Je crois que la sphère de la politique est coincée entre deux choses: la sphère de l’économie, la sphère des forces productives et puis la sphère de l’esthétique au sens de la nouvelle religion, l’idée romantique que la communauté est une communauté sensible de gens réunis par une foi, par une croyance qui est commune à l’homme du peuple et aux philosophes.
Finalement le schéma marxiste devient un schéma vitaliste, et l’idée d’une révolution des forces de production va rejoindre en quelque sorte son origine, à savoir la révolution romantique du sensible opposé à la révolution politique. Or, ce schéma est exactement le même schéma qu’on trouve chez Marx dans ses premiers textes où il est question de l’alliance de la philosophie allemande et du peuple français.
Dans le rapport entre moléculaire et molaire, il y a peut-être deux choses. Il y a une première chose qui est une volonté de sortir de l’univers des entités constituées, l’univers des sujets constitués, de faire appel à une sorte d’énergie qui n’est pas figée sous la forme d’un sujet comme le peuple ou comme le peuple-prolétariat. Et cela est plus ou moins porté par ce que j’appellerais la révolution esthétique. La révolution romantique est d’abord un passage des figures, des individualités définies, à un monde qui est celui des pré-individualités. L’individualité romanesque se dissout en affect et en percept, et l’individualité picturale se dissout en touche et vibration des couleurs. Je crois que ce modèle, qui est esthétique ou physico-esthétique, ils essaient de le transposer en modèle politique.
Ils essaient d’en faire comme une solution au problème de la représentation. Il s’agit d’opposer à une masse figée dans son concept une énergie sans sujet et qui circule. C’est ce que veut dire multitude. Mais le problème est qu’en politique, on crée toujours une scène. Ils essaient d’éviter le modèle théâtral. On pourrait presque dire qu’ils essaient d’opposer un modèle romanesque de l’individualité dissoute au modèle théâtral. Cependant, je pense que la politique a toujours plus au moins la forme d’une constitution d’un théâtre.
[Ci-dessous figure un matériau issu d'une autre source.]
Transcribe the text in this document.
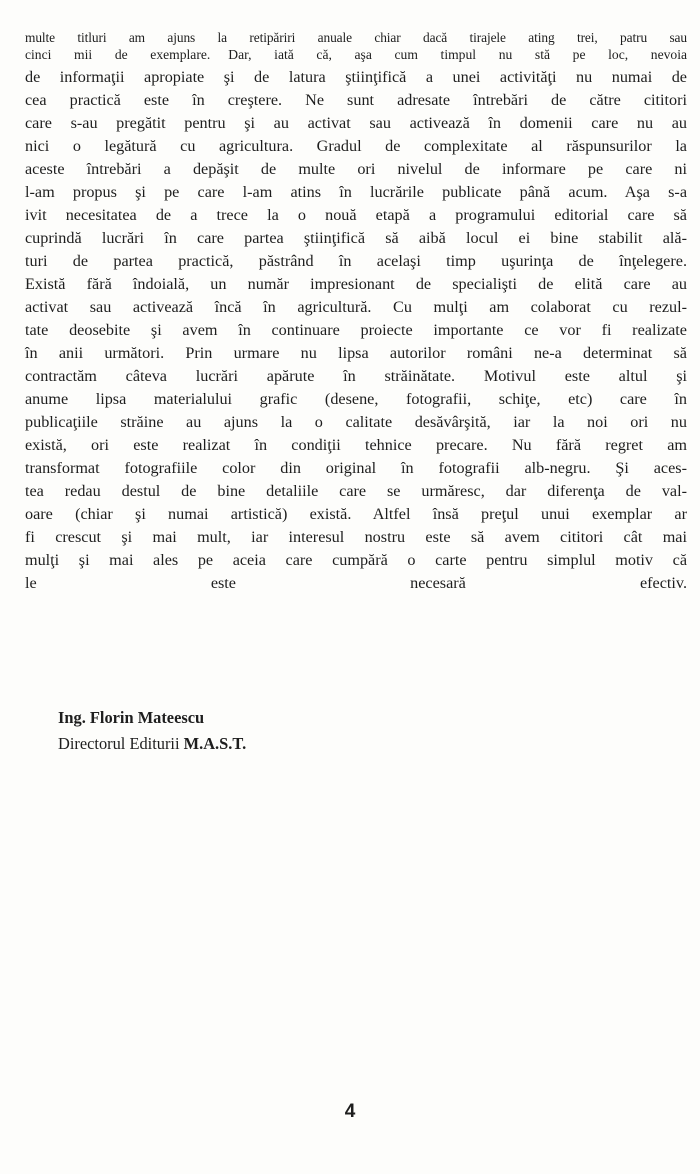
multe titluri am ajuns la retipăriri anuale chiar dacă tirajele ating trei, patru sau
cinci mii de exemplare. Dar, iată că, aşa cum timpul nu stă pe loc, nevoia
de informaţii apropiate şi de latura ştiinţifică a unei activităţi nu numai de
cea practică este în creştere. Ne sunt adresate întrebări de către cititori
care s-au pregătit pentru şi au activat sau activează în domenii care nu au
nici o legătură cu agricultura. Gradul de complexitate al răspunsurilor la
aceste întrebări a depăşit de multe ori nivelul de informare pe care ni
l-am propus şi pe care l-am atins în lucrările publicate până acum. Aşa s-a
ivit necesitatea de a trece la o nouă etapă a programului editorial care să
cuprindă lucrări în care partea ştiinţifică să aibă locul ei bine stabilit ală-
turi de partea practică, păstrând în acelaşi timp uşurinţa de înţelegere.
Există fără îndoială, un număr impresionant de specialişti de elită care au
activat sau activează încă în agricultură. Cu mulţi am colaborat cu rezul-
tate deosebite şi avem în continuare proiecte importante ce vor fi realizate
în anii următori. Prin urmare nu lipsa autorilor români ne-a determinat să
contractăm câteva lucrări apărute în străinătate. Motivul este altul şi
anume lipsa materialului grafic (desene, fotografii, schiţe, etc) care în
publicaţiile străine au ajuns la o calitate desăvârşită, iar la noi ori nu
există, ori este realizat în condiţii tehnice precare. Nu fără regret am
transformat fotografiile color din original în fotografii alb-negru. Şi aces-
tea redau destul de bine detaliile care se urmăresc, dar diferenţa de val-
oare (chiar şi numai artistică) există. Altfel însă preţul unui exemplar ar
fi crescut şi mai mult, iar interesul nostru este să avem cititori cât mai
mulţi şi mai ales pe aceia care cumpără o carte pentru simplul motiv că
le este necesară efectiv.
Ing. Florin Mateescu
Directorul Editurii M.A.S.T.
4
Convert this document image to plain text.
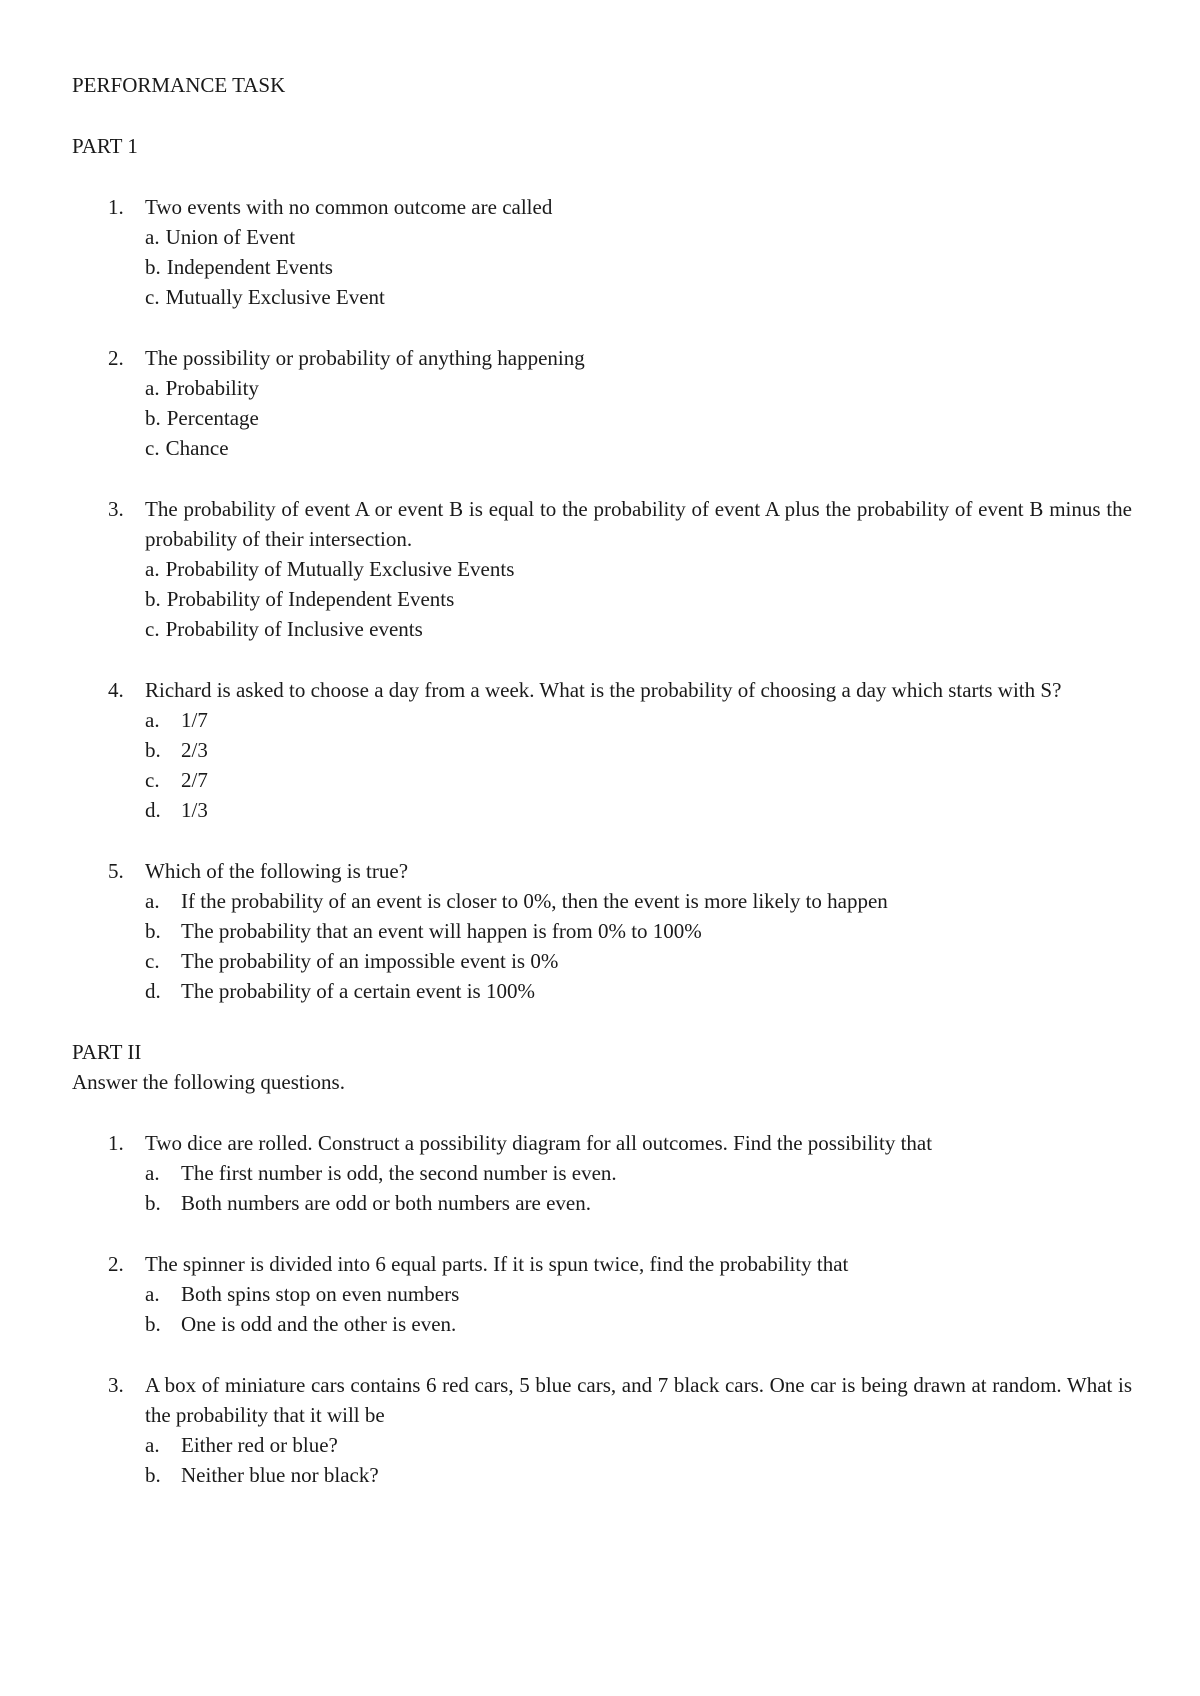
PERFORMANCE TASK
PART 1
1. Two events with no common outcome are called
a. Union of Event
b. Independent Events
c. Mutually Exclusive Event
2. The possibility or probability of anything happening
a. Probability
b. Percentage
c. Chance
3. The probability of event A or event B is equal to the probability of event A plus the probability of event B minus the probability of their intersection.
a. Probability of Mutually Exclusive Events
b. Probability of Independent Events
c. Probability of Inclusive events
4. Richard is asked to choose a day from a week. What is the probability of choosing a day which starts with S?
a. 1/7
b. 2/3
c. 2/7
d. 1/3
5. Which of the following is true?
a. If the probability of an event is closer to 0%, then the event is more likely to happen
b. The probability that an event will happen is from 0% to 100%
c. The probability of an impossible event is 0%
d. The probability of a certain event is 100%
PART II
Answer the following questions.
1. Two dice are rolled. Construct a possibility diagram for all outcomes. Find the possibility that
a. The first number is odd, the second number is even.
b. Both numbers are odd or both numbers are even.
2. The spinner is divided into 6 equal parts. If it is spun twice, find the probability that
a. Both spins stop on even numbers
b. One is odd and the other is even.
3. A box of miniature cars contains 6 red cars, 5 blue cars, and 7 black cars. One car is being drawn at random. What is the probability that it will be
a. Either red or blue?
b. Neither blue nor black?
Cela veut dire que la politique a toujours besoin de constituer des petits mondes sur lesquels il y a des unités qui se forment; ce que, moi, j’appellerais des sujets ou des formes de subjectivation, qui vont mettre en scène un conflit, mettre en scène un litige, mettre en scène une opposition entre des mondes. Alors ça, ils n’en veulent pas!
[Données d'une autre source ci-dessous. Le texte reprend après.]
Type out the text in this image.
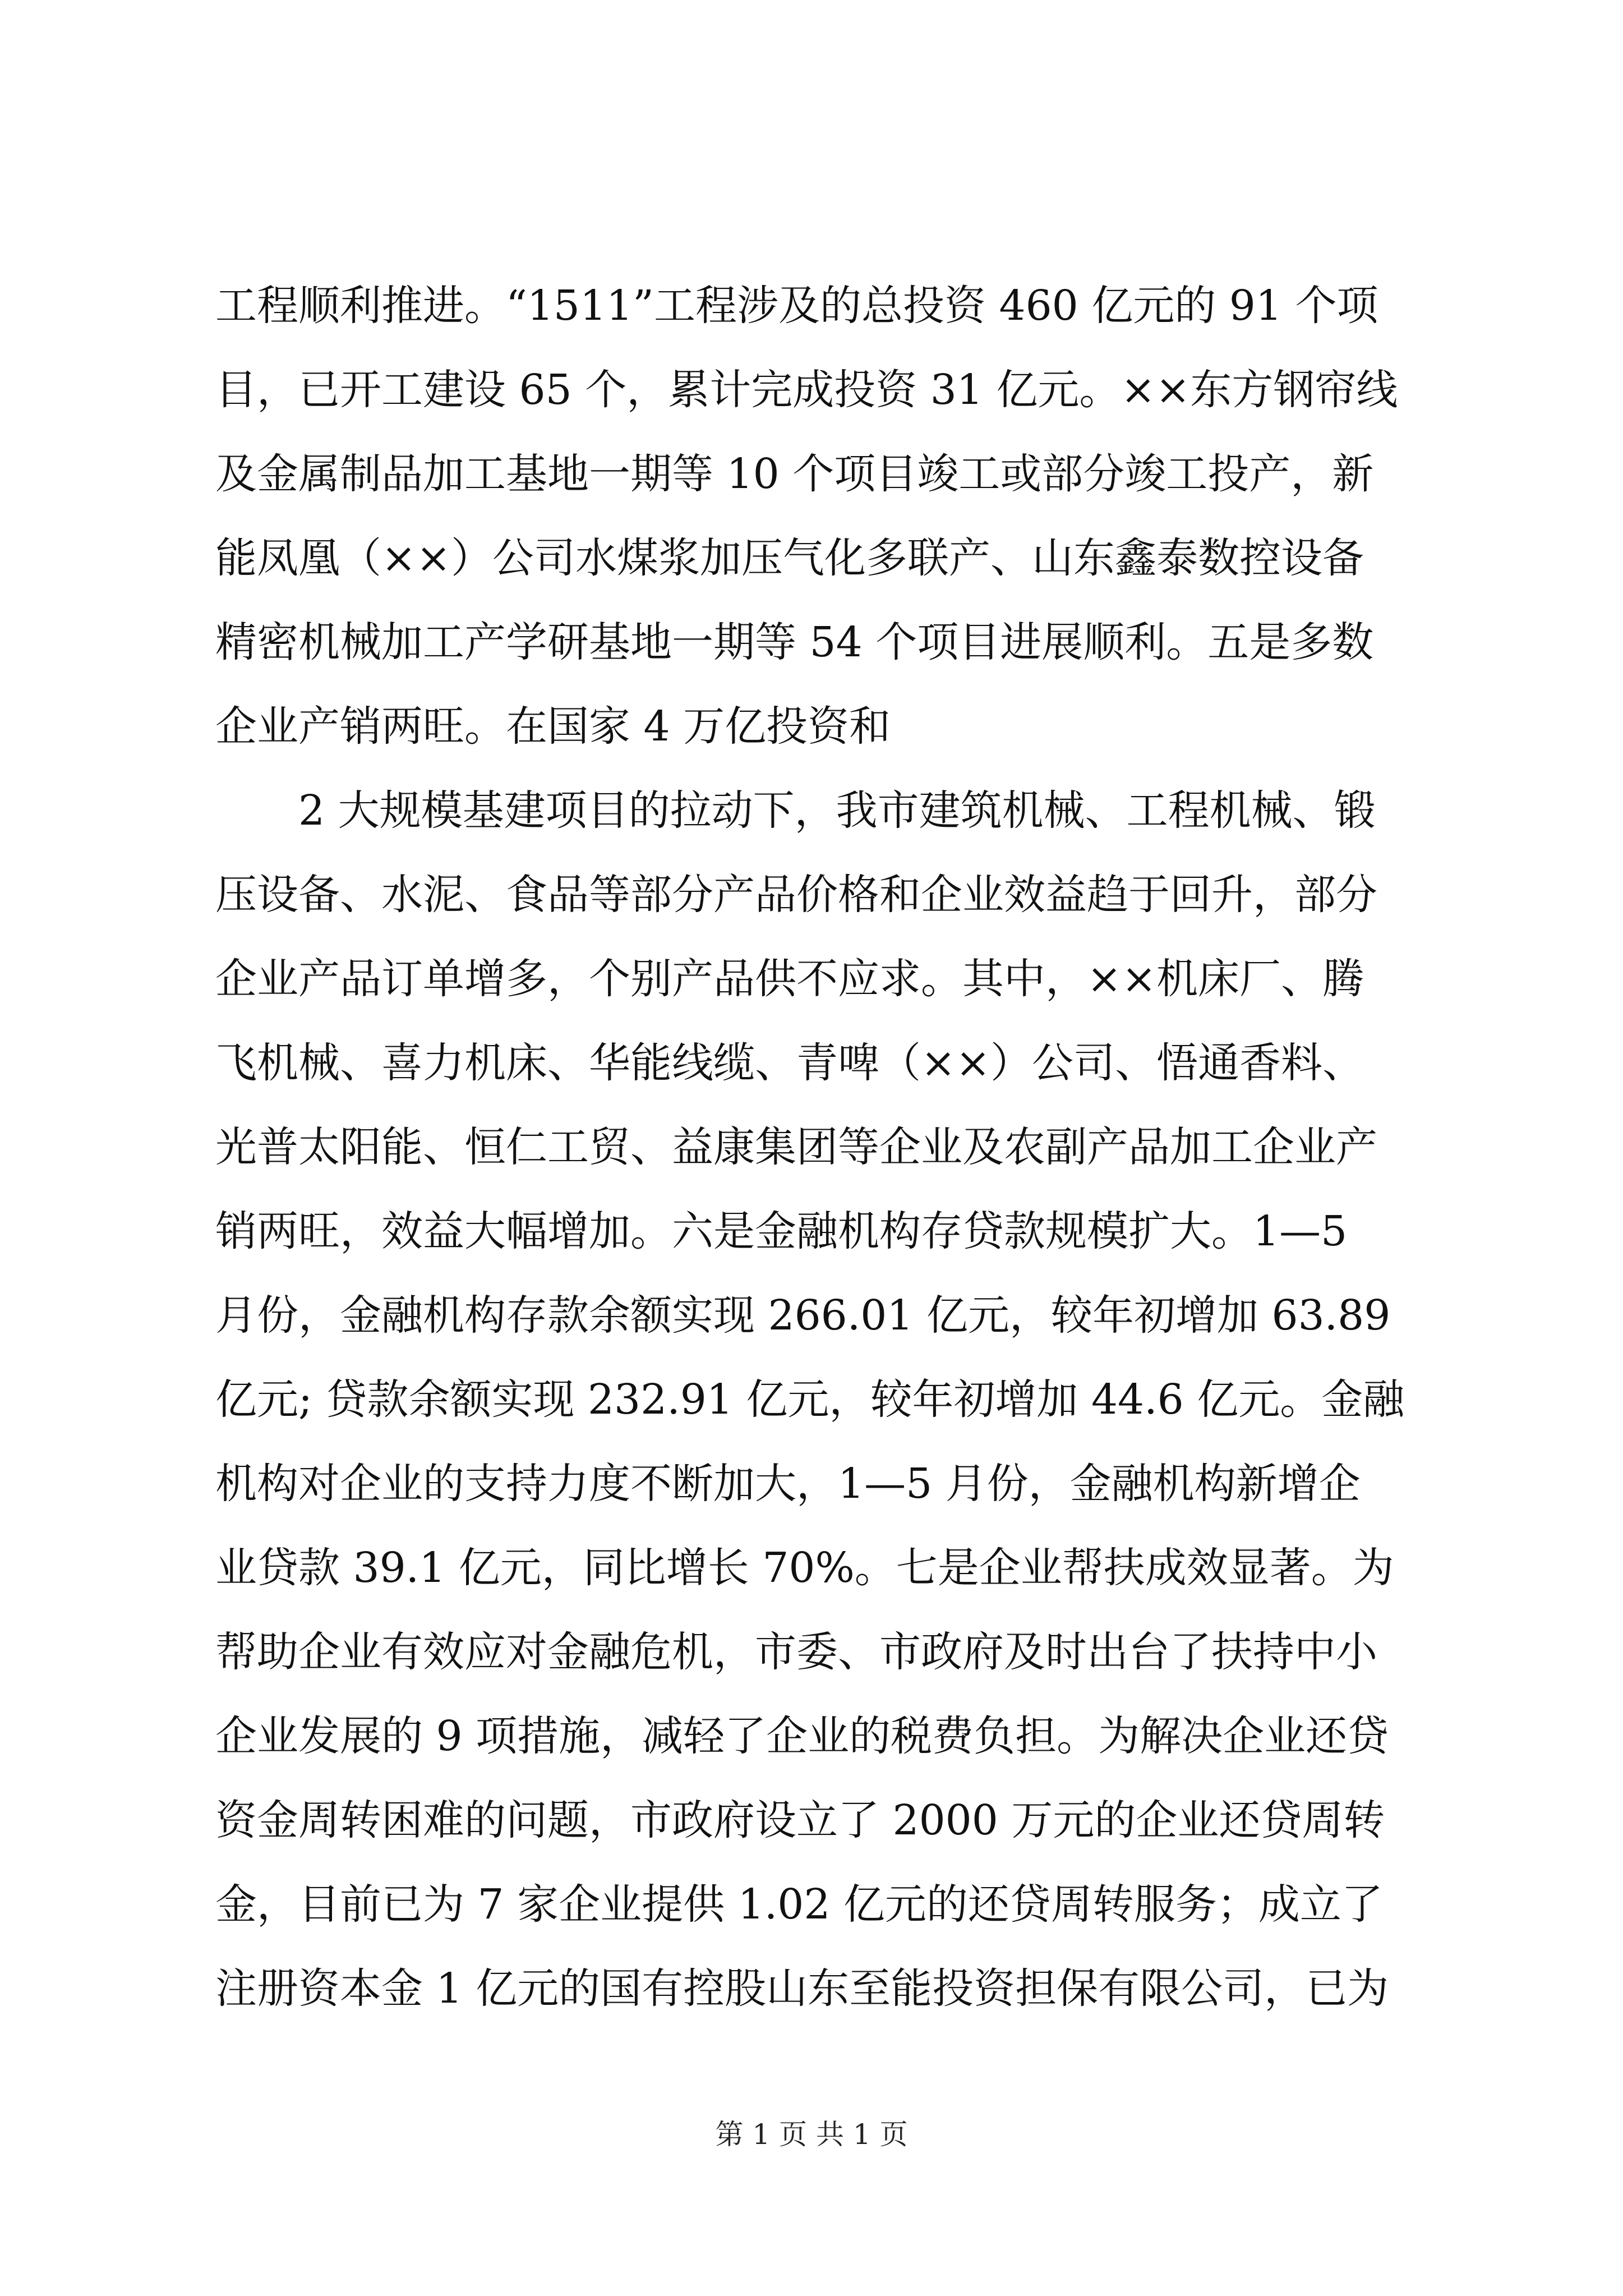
工程顺利推进。“1511”工程涉及的总投资 460 亿元的 91 个项
目，已开工建设 65 个，累计完成投资 31 亿元。××东方钢帘线
及金属制品加工基地一期等 10 个项目竣工或部分竣工投产，新
能凤凰（××）公司水煤浆加压气化多联产、山东鑫泰数控设备
精密机械加工产学研基地一期等 54 个项目进展顺利。五是多数
企业产销两旺。在国家 4 万亿投资和
2 大规模基建项目的拉动下，我市建筑机械、工程机械、锻
压设备、水泥、食品等部分产品价格和企业效益趋于回升，部分
企业产品订单增多，个别产品供不应求。其中，××机床厂、腾
飞机械、喜力机床、华能线缆、青啤（××）公司、悟通香料、
光普太阳能、恒仁工贸、益康集团等企业及农副产品加工企业产
销两旺，效益大幅增加。六是金融机构存贷款规模扩大。1—5
月份，金融机构存款余额实现 266.01 亿元，较年初增加 63.89
亿元; 贷款余额实现 232.91 亿元，较年初增加 44.6 亿元。金融
机构对企业的支持力度不断加大，1—5 月份，金融机构新增企
业贷款 39.1 亿元，同比增长 70%。七是企业帮扶成效显著。为
帮助企业有效应对金融危机，市委、市政府及时出台了扶持中小
企业发展的 9 项措施，减轻了企业的税费负担。为解决企业还贷
资金周转困难的问题，市政府设立了 2000 万元的企业还贷周转
金，目前已为 7 家企业提供 1.02 亿元的还贷周转服务；成立了
注册资本金 1 亿元的国有控股山东至能投资担保有限公司，已为
第 1 页 共 1 页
Ce qu’ils veulent, c’est une énergie-monde qui vient briser des masses. Cela ne constitue pas une politique, et c’est ça le problème, en tout cas pour moi. Lorsque j’oppose peuple aux multitudes, c’est parce que d’abord on m’a posé la question à l’envers: il est classique de dire que peuple est le vieux concept molaire, et qu’il faut mettre à la place l’énergie moléculaire des multitudes.
Mais pour moi peuple n’est pas masse. C’est purement le nom d’un acte de subjectivation. C’est dire qu’il y a un moment, comme par exemple les manifestants de Leipzig en 1989, où il y a eu des gens qui sont sortis dans les rues, et ils ont dit: alors nous sommes le peuple. Mais nous sommes le peuple, ça ne veut pas dire: nous sommes les masses, nous sommes ses représentants. Ça veut dire qu’un groupe d’individus prend sur lui une forme de symbolisation, prend sur lui de constituer un rapport entre nous et puis le peuple, un rapport entre deux sujets, un rapport entre un sujet d’énonciation et puis un sujet qui est énoncé. Pour moi, la politique n’est jamais une affaire d’identité. Elle met toujours en scène un écart.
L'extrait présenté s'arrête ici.